Bruce Walker's articles can be found at the Conservative Truth.
Conservatives, on the other hand, have a tougher product to sell. But their forthrightness lends them a credibility that softens the harshness of their position.
It all comes down to this: do you want a nice guy who lies to you, or a ba$tard who tells you the truth?
Good post.
Um...isn't that 26%?
Most doctors will tell you the truth, with compassion. So I don't think it's an either/or as you portray it.
Nor do I think the liberal position, ideologically, is "pretty good." It's based on a tissue of lies. Take, for ex., the basis of all liberalism/marxism/socialism, the "labor theory of value," which says, essentially, that all labor is valuable and you should therefore be rewarded JUST for doing work. When you do not create value for someone else---yet you still (through government edict) get rewarded---you are engaging in pure selfishness. This is not as it is always portrayed by the left---as a grand, benevolent, selfless "sharing."

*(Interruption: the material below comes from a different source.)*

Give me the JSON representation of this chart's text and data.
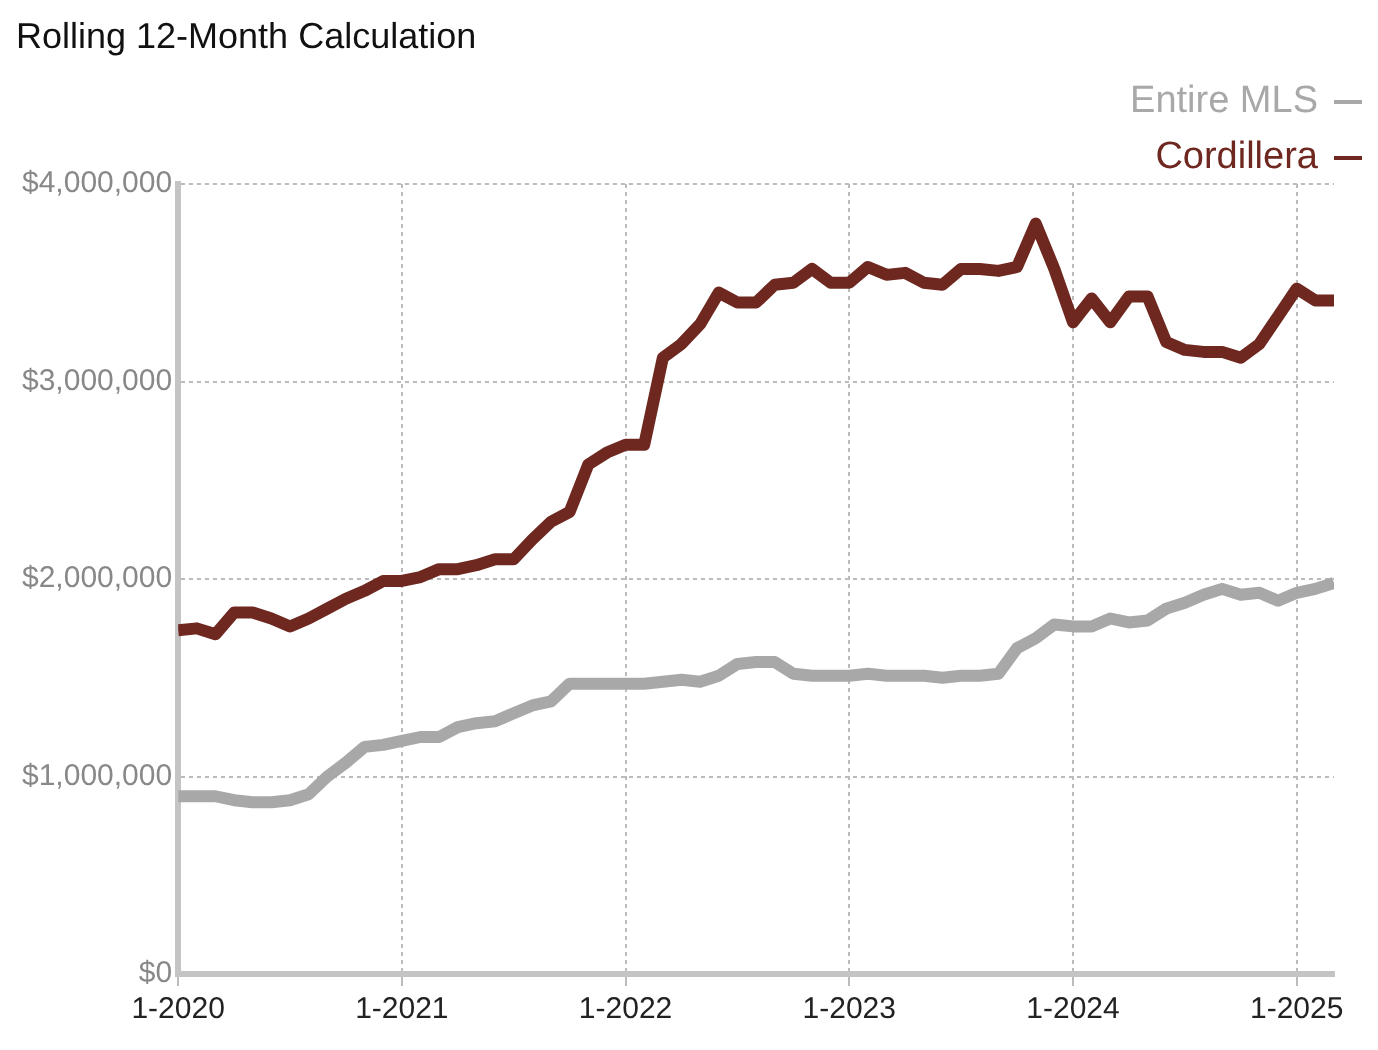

Kerry Lies..Kerry cheats....whatdoyaknowaboutthat? Jake
Chicago voted twice, remember?
You mean in Ohio, right? Because Bush won by millions in the popular vote.
So how the hell come didn't Bush win in a pop vote and electoral college LANDSLIDE like REAGAN in 80-84 and his father in 88
Yep. I figure fraud is worth a couple of million votes to the Slave Party, but numbers like those cited above would easily overwhelm such an effort. They don't. Fruther, conservatives are usually more likely to show up at the polls.
Good news.
The theocrats scare many people who are otherwise Conservative away
Sure, that's it.
Yeah, but don't let that bother you. Just put that in with the 20 or 30 things about the Battleground Poll that we're supposed to ignore.
Because Reagan and Bush Sr. didn't have that political genius Karl Rove!
It's all in how you communicate the message. President Reagan was the greatest at this; we haven't had anyone like that rise up through the GOP ranks in recent years.
And Bush came within the same number of votes of winning 5 or 6 more states.